Faced with an epidemic, England is already planning on rationing:
Thousands of patients could be denied NHS treatment and left to die under ‘worst-case’ emergency plans for a swine-flu epidemic.
The blueprint would force doctors to ‘play God’ and prioritise intensive-care treatment for those most likely to benefit – ruling out patients with problems such as advanced cancer.
The ‘scoring’ system would be introduced if half the population became infected with flu.
The scale of their concern is highlighted in the Department of Health’s report: Pandemic Flu – Managing Demand and Capacity in Health Care Organisations.
Detailing plans to ration hospital treatment, the report warns that if half the population were infected, 6,600 patients per week would be competing for just under 4,000 intensive-care beds.

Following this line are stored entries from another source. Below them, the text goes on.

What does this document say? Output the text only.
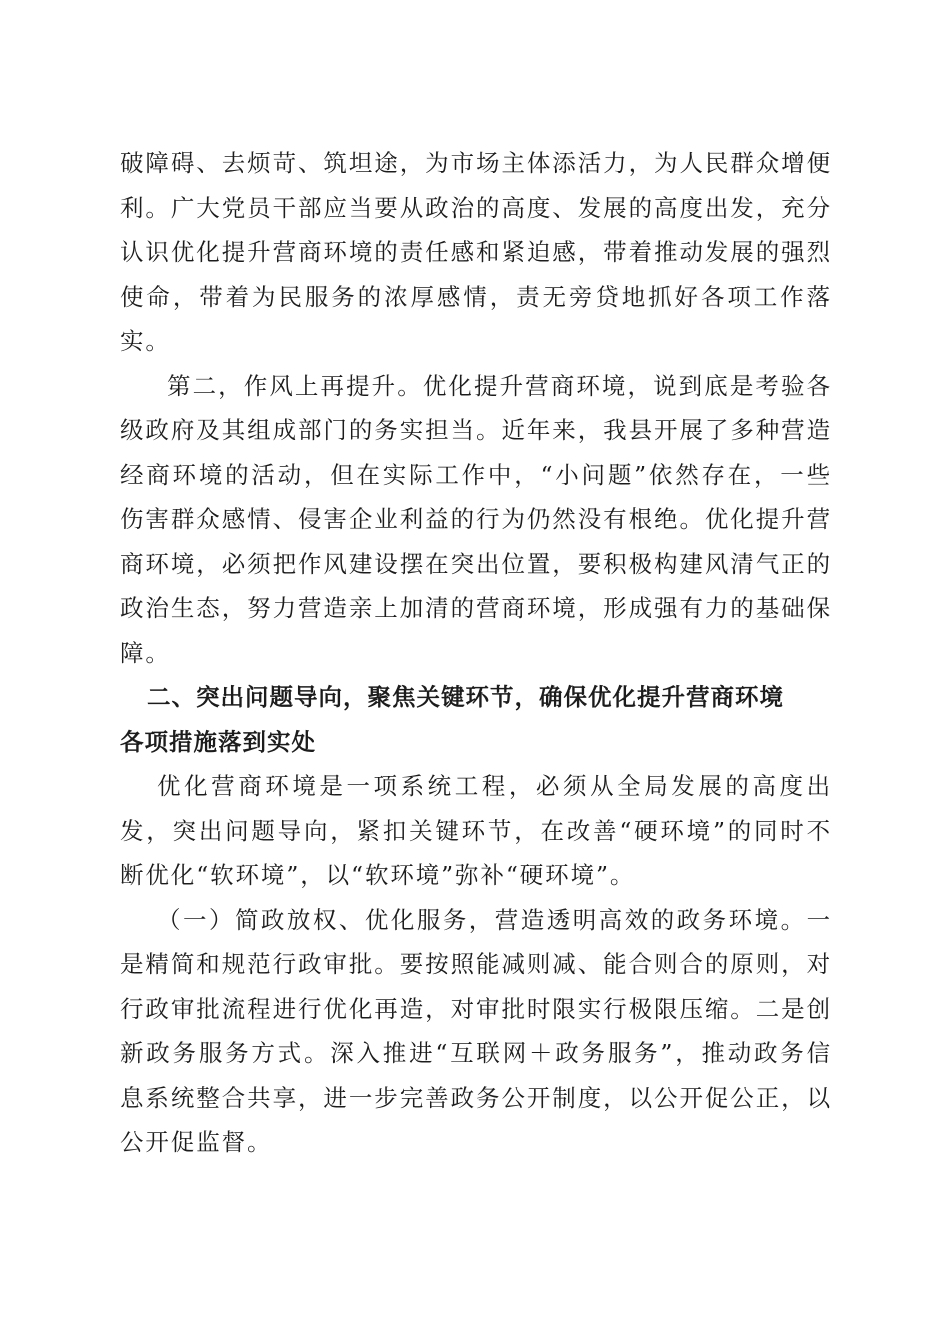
破障碍、去烦苛、筑坦途，为市场主体添活力，为人民群众增便利。广大党员干部应当要从政治的高度、发展的高度出发，充分认识优化提升营商环境的责任感和紧迫感，带着推动发展的强烈使命，带着为民服务的浓厚感情，责无旁贷地抓好各项工作落实。

第二，作风上再提升。优化提升营商环境，说到底是考验各级政府及其组成部门的务实担当。近年来，我县开展了多种营造经商环境的活动，但在实际工作中，“小问题”依然存在，一些伤害群众感情、侵害企业利益的行为仍然没有根绝。优化提升营商环境，必须把作风建设摆在突出位置，要积极构建风清气正的政治生态，努力营造亲上加清的营商环境，形成强有力的基础保障。

二、突出问题导向，聚焦关键环节，确保优化提升营商环境
各项措施落到实处

优化营商环境是一项系统工程，必须从全局发展的高度出发，突出问题导向，紧扣关键环节，在改善“硬环境”的同时不断优化“软环境”，以“软环境”弥补“硬环境”。

（一）简政放权、优化服务，营造透明高效的政务环境。一是精简和规范行政审批。要按照能减则减、能合则合的原则，对行政审批流程进行优化再造，对审批时限实行极限压缩。二是创新政务服务方式。深入推进“互联网＋政务服务”，推动政务信息系统整合共享，进一步完善政务公开制度，以公开促公正，以公开促监督。
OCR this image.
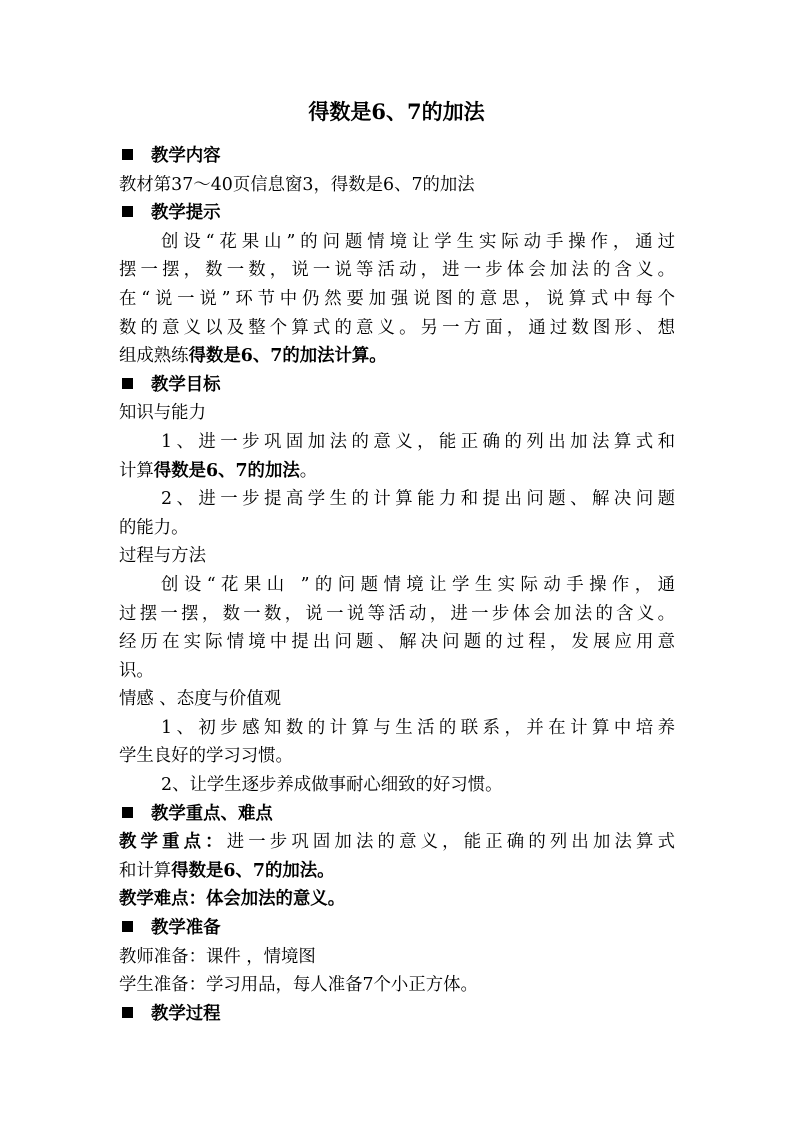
得数是6、7的加法
教学内容
教材第37～40页信息窗3，得数是6、7的加法
教学提示
创设“花果山”的问题情境让学生实际动手操作，通过
摆一摆，数一数，说一说等活动，进一步体会加法的含义。
在“说一说”环节中仍然要加强说图的意思，说算式中每个
数的意义以及整个算式的意义。另一方面，通过数图形、想
组成熟练得数是6、7的加法计算。
教学目标
知识与能力
1、进一步巩固加法的意义，能正确的列出加法算式和
计算得数是6、7的加法。
2、进一步提高学生的计算能力和提出问题、解决问题
的能力。
过程与方法
创设“花果山 ”的问题情境让学生实际动手操作，通
过摆一摆，数一数，说一说等活动，进一步体会加法的含义。
经历在实际情境中提出问题、解决问题的过程，发展应用意
识。
情感 、态度与价值观
1、初步感知数的计算与生活的联系，并在计算中培养
学生良好的学习习惯。
2、让学生逐步养成做事耐心细致的好习惯。
教学重点、难点
教学重点：进一步巩固加法的意义，能正确的列出加法算式
和计算得数是6、7的加法。
教学难点：体会加法的意义。
教学准备
教师准备：课件 ，情境图
学生准备：学习用品，每人准备7个小正方体。
教学过程
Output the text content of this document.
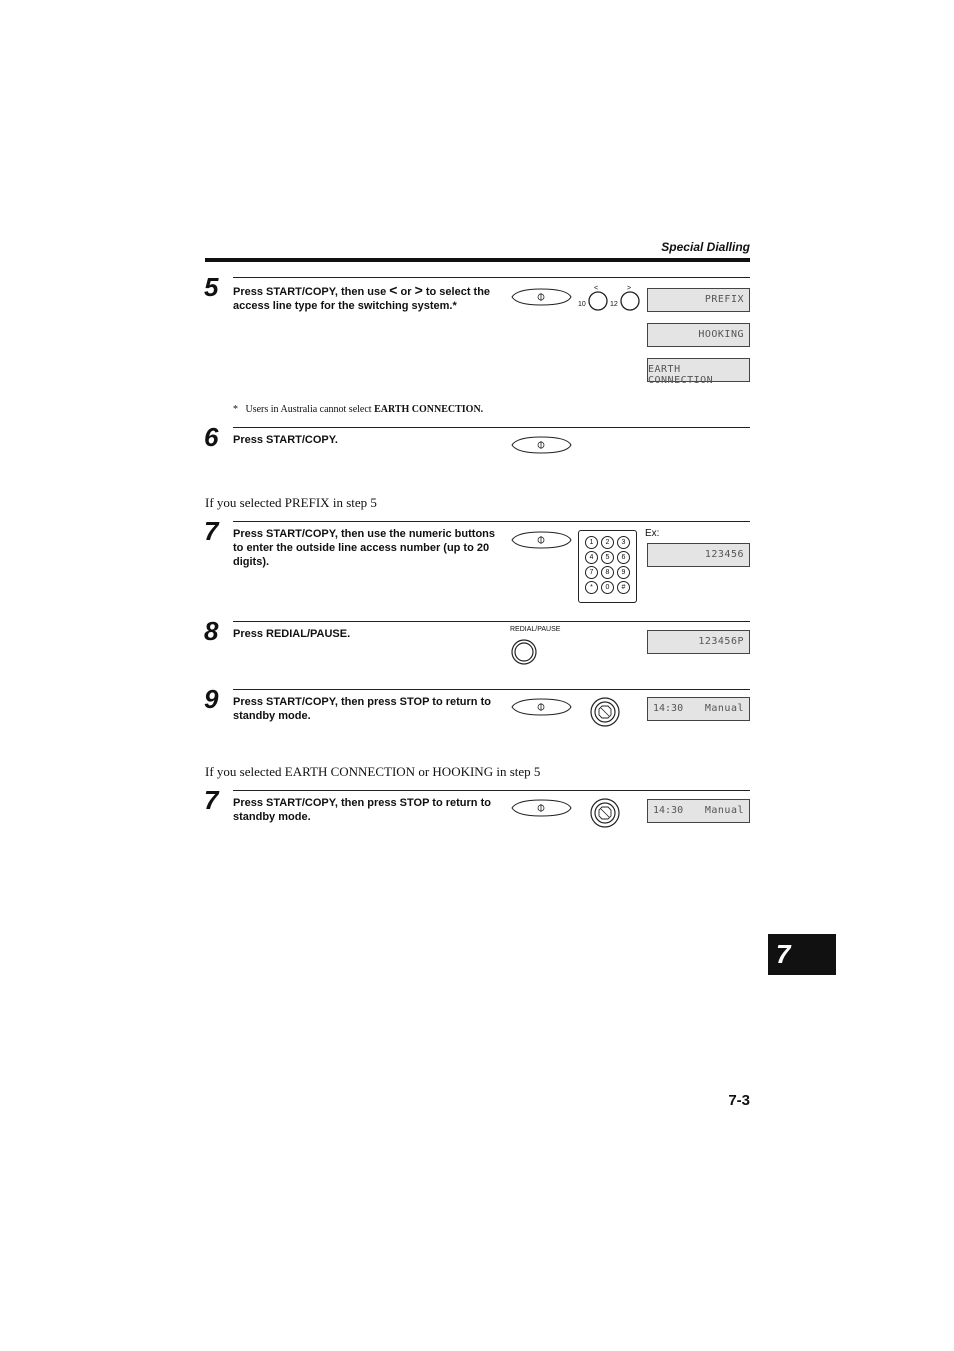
Special Dialling
5 Press START/COPY, then use < or > to select the access line type for the switching system.*	10
<
12
>
PREFIX
HOOKING
EARTH CONNECTION
* Users in Australia cannot select EARTH CONNECTION.
6 Press START/COPY.
If you selected PREFIX in step 5
7 Press START/COPY, then use the numeric buttons to enter the outside line access number (up to 20 digits).
1	2	3
4	5	6
7	8	9
*	0	#
Ex:
123456
8 Press REDIAL/PAUSE.	REDIAL/PAUSE
123456P
9 Press START/COPY, then press STOP to return to standby mode.
14:30 Manual
If you selected EARTH CONNECTION or HOOKING in step 5
7 Press START/COPY, then press STOP to return to standby mode.
14:30 Manual
7
7-3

Around 85 per cent of those beds could already be full with day-to-day emergencies.
To allocate ventilators, beds and intensive-care equipment doctors would have to ‘score’ patients on their health and prognosis as well as seriousness of their conditions.
Those who failed to respond to treatment would be subject to ‘reverse triage’ – in which they were taken off ventilators and left in NHS ‘dying rooms’ with only painkillers to ease their suffering.
Patients with underlying illness such as advanced cancer or the last stage of heart, lung or liver failure – and those unlikely to survive even if they were given treatment – would not be given an intensive-care bed.
Definitely what we want over here — right, folks?
Actually, I’ll freely concede that we probably would do precisely the same if we had an epidemic. In an epidemic situation, rationing is inevitable, because an overwhelmed system cannot cope. What I’d like to think, though, is that our system will be less overwhelmed than the creaking National Health Service, which already does rationing to cope with its inefficiencies.